The Bush administration also played an active role in this unprecedented shift toward nullifying state tort law. David Vladeck noted in a brief for the American Constitution Society that
the Administration does not seek to change tort law through transparent means, like the enactment of a federal law or the adoption of regulations. Instead, it has resorted to simply including statements in lengthy and obscure preambles in Federal Register notices that regulatory action taken by an array of federal agencies — the Food and Drug Administration, the National Highway Traffic Safety Administration, the Consumer Product Safety Administration, to name a few — broadly preempts state law. One commentator has aptly dubbed this campaign “preemption by preamble.”
The administration even attempted to treat voluntary adherence to standards in excess of federal requirements as implied product disparagement. The USDA in 2007 announced its intention to stop a meatpacker, Creekstone Farms Premium Beef, from voluntarily testing all its cows for mad cow disease on the grounds that it would be harmful to the industry. Leading firms in the industry urged the administration to take action because of fears that Creekstone’s voluntary larger-scale testing would put them under public pressure to do the same.
Monsanto and other major dairy firms attempted to prevent voluntary labeling of recombinant bovine growth hormone on the grounds that it disparaged their own products by suggesting there was something wrong with rBGH, despite it having been approved by the USDA. Monsanto has a long history of such attempts, with uneven success.

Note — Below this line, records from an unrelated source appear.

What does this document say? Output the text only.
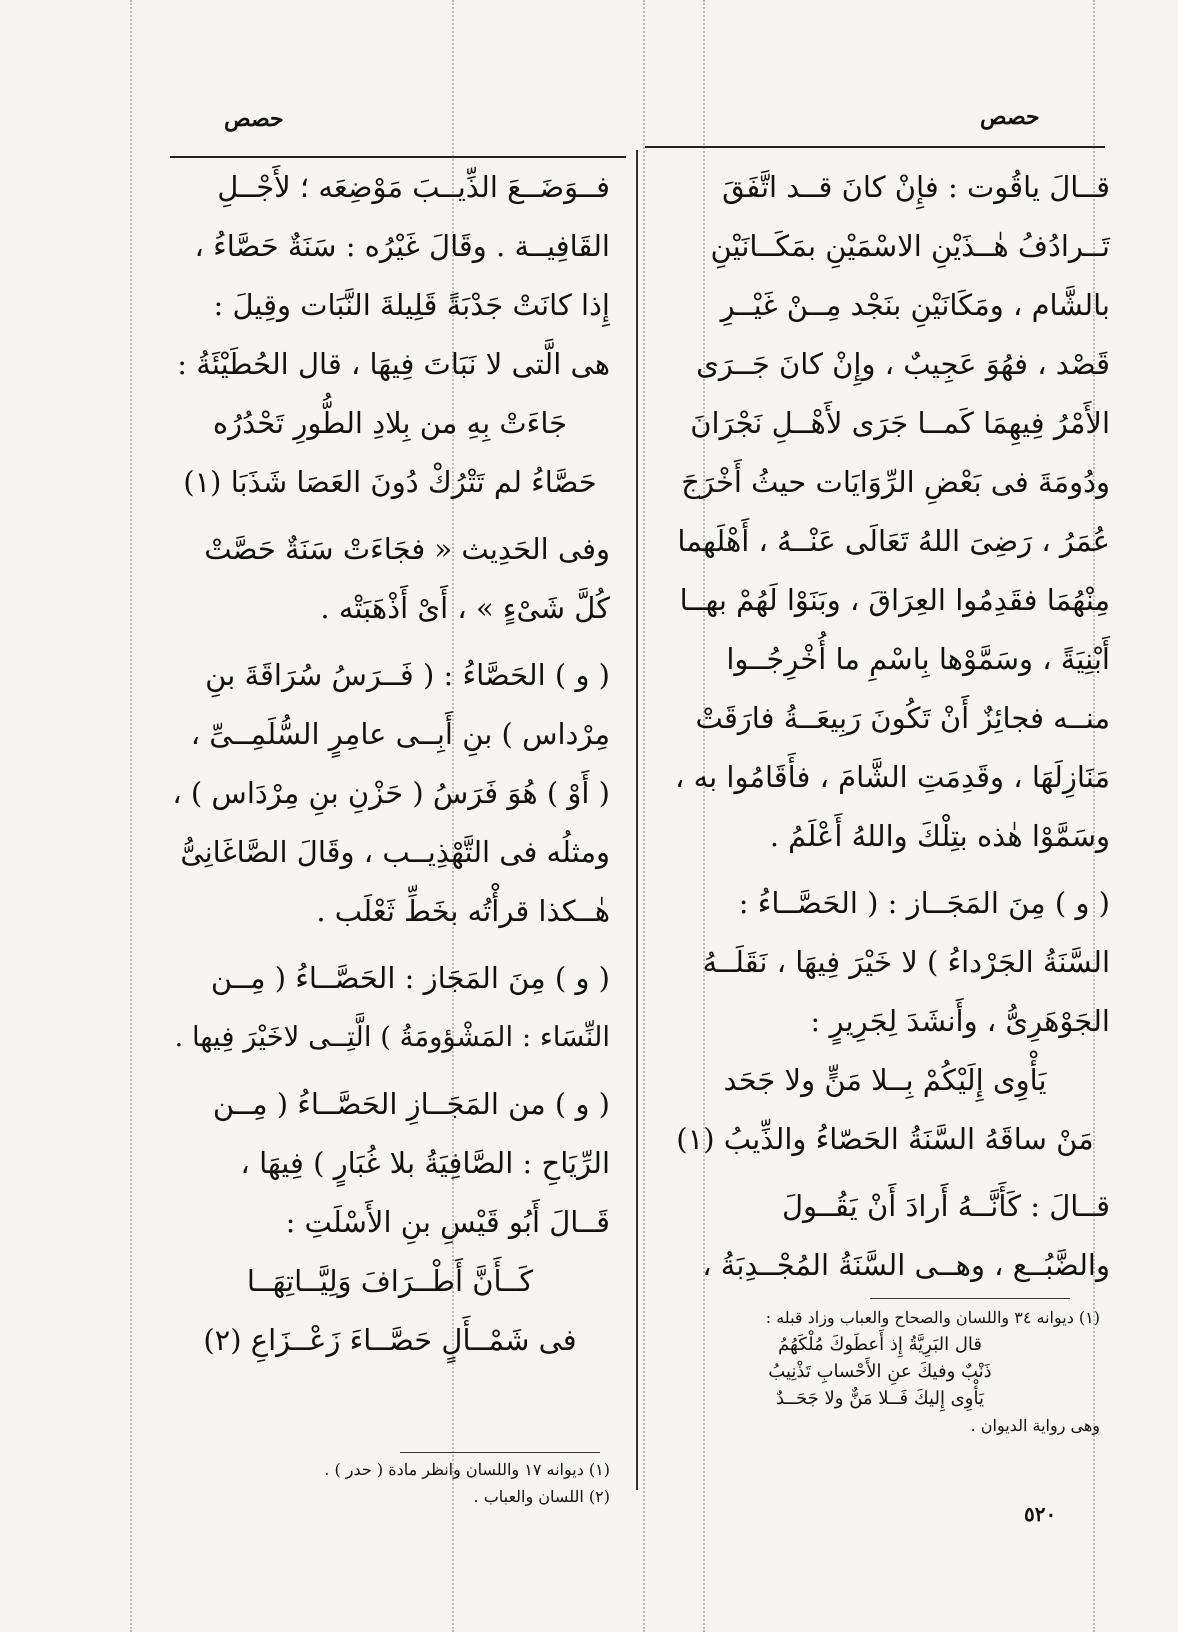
حصص
حصص
قــالَ ياقُوت : فإِنْ كانَ قــد اتَّفَقَ
تَــرادُفُ هٰــذَيْنِ الاسْمَيْنِ بمَكَــانَيْنِ
بالشَّام ، ومَكَانَيْنِ بنَجْد مِــنْ غَيْــرِ
قَصْد ، فهُوَ عَجِيبٌ ، وإِنْ كانَ جَــرَى
الأَمْرُ فِيهِمَا كَمــا جَرَى لأَهْــلِ نَجْرَانَ
ودُومَةَ فى بَعْضِ الرِّوَايَات حيثُ أَخْرَجَ
عُمَرُ ، رَضِىَ اللهُ تَعَالَى عَنْــهُ ، أَهْلَهما
مِنْهُمَا فقَدِمُوا العِرَاقَ ، وبَنَوْا لَهُمْ بهــا
أَبْنِيَةً ، وسَمَّوْها بِاسْمِ ما أُخْرِجُــوا
منــه فجائِزٌ أَنْ تَكُونَ رَبِيعَــةُ فارَقَتْ
مَنَازِلَهَا ، وقَدِمَتِ الشَّامَ ، فأَقَامُوا به ،
وسَمَّوْا هٰذه بتِلْكَ واللهُ أَعْلَمُ .
( و ) مِنَ المَجَــاز : ( الحَصَّــاءُ :
السَّنَةُ الجَرْداءُ ) لا خَيْرَ فِيهَا ، نَقَلَــهُ
الجَوْهَرِىُّ ، وأَنشَدَ لِجَرِيرٍ :
يَأْوِى إِلَيْكُمْ بِــلا مَنٍّ ولا جَحَد
مَنْ ساقَهُ السَّنَةُ الحَصّاءُ والذِّيبُ (١)
قــالَ : كَأَنَّــهُ أَرادَ أَنْ يَقُــولَ
والضَّبُــع ، وهــى السَّنَةُ المُجْــدِبَةُ ،
فــوَضَــعَ الذِّيــبَ مَوْضِعَه ؛ لأَجْــلِ
القَافِيــة . وقَالَ غَيْرُه : سَنَةٌ حَصَّاءُ ،
إِذا كانَتْ جَدْبَةً قَلِيلةَ النَّبَات وقِيلَ :
هى الَّتى لا نَبَاتَ فِيهَا ، قال الحُطَيْئَةُ :
جَاءَتْ بِهِ من بِلادِ الطُّورِ تَحْدُرُه
حَصَّاءُ لم تَتْرُكْ دُونَ العَصَا شَذَبَا (١)
وفى الحَدِيث « فجَاءَتْ سَنَةٌ حَصَّتْ
كُلَّ شَىْءٍ » ، أَىْ أَذْهَبَتْه .
( و ) الحَصَّاءُ : ( فَــرَسُ سُرَاقَةَ بنِ
مِرْداس ) بنِ أَبِــى عامِرٍ السُّلَمِــىِّ ،
( أَوْ ) هُوَ فَرَسُ ( حَزْنِ بنِ مِرْدَاس ) ،
ومثلُه فى التَّهْذِيــب ، وقَالَ الصَّاغَانِىُّ
هٰــكذا قرأْتُه بخَطِّ ثَعْلَب .
( و ) مِنَ المَجَاز : الحَصَّــاءُ ( مِــن
النِّسَاء : المَشْؤومَةُ ) الَّتِــى لاخَيْرَ فِيها .
( و ) من المَجَــازِ الحَصَّــاءُ ( مِــن
الرِّيَاحِ : الصَّافِيَةُ بلا غُبَارٍ ) فِيهَا ،
قَــالَ أَبُو قَيْسِ بنِ الأَسْلَتِ :
كَــأَنَّ أَطْــرَافَ وَلِيَّــاتِهَــا
فى شَمْــأَلٍ حَصَّــاءَ زَعْــزَاعِ (٢)
(١) ديوانه ٣٤ واللسان والصحاح والعباب وزاد قبله :
قال البَرِيَّةُ إِذ أَعطَوكَ مُلْكَهُمُ
ذَنْبٌ وفيكَ عنِ الأَحْسابِ تَذْنِيبُ
يَأْوِى إِليكَ فَــلا مَنٌّ ولا جَحَــدٌ
وهى رواية الديوان .
(١) ديوانه ١٧ واللسان وانظر مادة ( حدر ) .
(٢) اللسان والعباب .
٥٢٠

In any case state tort law itself, even when not preempted by federal regulations, isn’t that stringent in the first place. According to Morton Horwitz, in The Transformation of American Law, state courts significantly revised the common law of tort liability in the early and mid-19th century to make it more business friendly. For example, the original common law simply held businesses liable for whatever damages their actions inflicted on others, regardless of intent or negligence. State courts created modern standards of negligence in order to absolve economic actors from liability for harm they caused, so long as they met artificially constructed commercial standards of “reasonable care.” So if the practices of a particular industry involved a high risk of inflicting death or dismemberment on the surrounding population, or poisoning their air and water, regardless of care, a business owner could be found not to be negligent despite causing such harm.
Oh — and don’t forget that, just three months ago, the Biden administration prevented railroad workers from striking over some of the very same safety issues that caused the East Palestine disaster.
So in the end, federal regulations, more often than not, protect corporations from competition and liability rather than restrict them. Just goes to show you, as George Carlin said, that it’s a big club — and you ain’t in it.